As always when I was home alone, I lay down on my mother’s bed and soon fell asleep with her nightgown tucked under the pillow.295
Your Enrico
Monday, May 28, ’90
Dear Jo,
If you were a local politician you’d be calling every day to announce you’ll be mailing us a letter—or maybe will just drop it off yourself—in a last desperate attempt to get on the list of candidates for a five-minute audience with the hereditary prince. Thanks to two pages on “His Highness,” our latest issue sold better than our scandal sheet.

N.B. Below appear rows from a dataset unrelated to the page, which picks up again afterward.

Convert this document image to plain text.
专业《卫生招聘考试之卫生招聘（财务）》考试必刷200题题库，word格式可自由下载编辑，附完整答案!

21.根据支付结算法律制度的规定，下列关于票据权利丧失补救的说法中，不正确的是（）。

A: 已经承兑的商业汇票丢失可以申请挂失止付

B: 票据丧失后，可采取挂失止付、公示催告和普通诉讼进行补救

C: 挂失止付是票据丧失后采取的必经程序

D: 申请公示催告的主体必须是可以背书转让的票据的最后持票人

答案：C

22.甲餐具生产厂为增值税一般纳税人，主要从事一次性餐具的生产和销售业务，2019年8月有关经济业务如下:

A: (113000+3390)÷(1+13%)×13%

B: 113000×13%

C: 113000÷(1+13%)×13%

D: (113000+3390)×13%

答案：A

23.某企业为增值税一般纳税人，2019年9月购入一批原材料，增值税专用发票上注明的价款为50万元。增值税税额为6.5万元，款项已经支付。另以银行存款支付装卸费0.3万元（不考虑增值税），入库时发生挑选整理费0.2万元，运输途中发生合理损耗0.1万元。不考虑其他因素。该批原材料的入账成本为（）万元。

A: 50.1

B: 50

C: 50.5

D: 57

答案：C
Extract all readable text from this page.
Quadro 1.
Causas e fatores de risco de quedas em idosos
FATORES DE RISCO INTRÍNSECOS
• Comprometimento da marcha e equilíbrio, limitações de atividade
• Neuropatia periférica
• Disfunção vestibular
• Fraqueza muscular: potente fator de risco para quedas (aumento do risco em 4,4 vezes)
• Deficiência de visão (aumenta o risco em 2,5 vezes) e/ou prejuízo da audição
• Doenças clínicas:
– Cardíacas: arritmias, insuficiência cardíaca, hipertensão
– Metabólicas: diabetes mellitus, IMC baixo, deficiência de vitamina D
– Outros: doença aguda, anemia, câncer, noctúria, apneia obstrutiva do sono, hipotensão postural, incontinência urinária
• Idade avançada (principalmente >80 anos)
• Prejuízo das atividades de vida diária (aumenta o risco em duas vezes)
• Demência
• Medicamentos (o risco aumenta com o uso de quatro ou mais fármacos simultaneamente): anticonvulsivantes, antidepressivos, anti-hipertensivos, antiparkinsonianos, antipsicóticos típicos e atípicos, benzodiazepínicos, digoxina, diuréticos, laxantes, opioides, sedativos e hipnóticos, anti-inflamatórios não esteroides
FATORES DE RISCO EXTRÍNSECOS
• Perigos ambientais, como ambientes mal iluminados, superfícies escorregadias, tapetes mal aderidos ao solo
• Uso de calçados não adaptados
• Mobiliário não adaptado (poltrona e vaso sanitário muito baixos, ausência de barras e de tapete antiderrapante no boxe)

The first resolution of the first meeting of the first freely elected people’s deputies in a little less than sixty years was an invitation to the hereditary prince—Barrista had more or less made the matter conditional on a unanimous vote, since “His Highness” did not want his wish realized in the face of any opposition or reservations. Even our members from the Party of Democratic Socialism thrust their arms high. They were all grateful that they could begin their work with an act so pregnant with symbolism. First they praised us—the visit carries the epithet “organized by the Altenburg Weekly”—and then themselves for attempting to revive a tradition eminently important for the city and region after its having been suppressed and suspended during the decades of socialist dictatorship. At the local dance school they’re already practicing curtsies.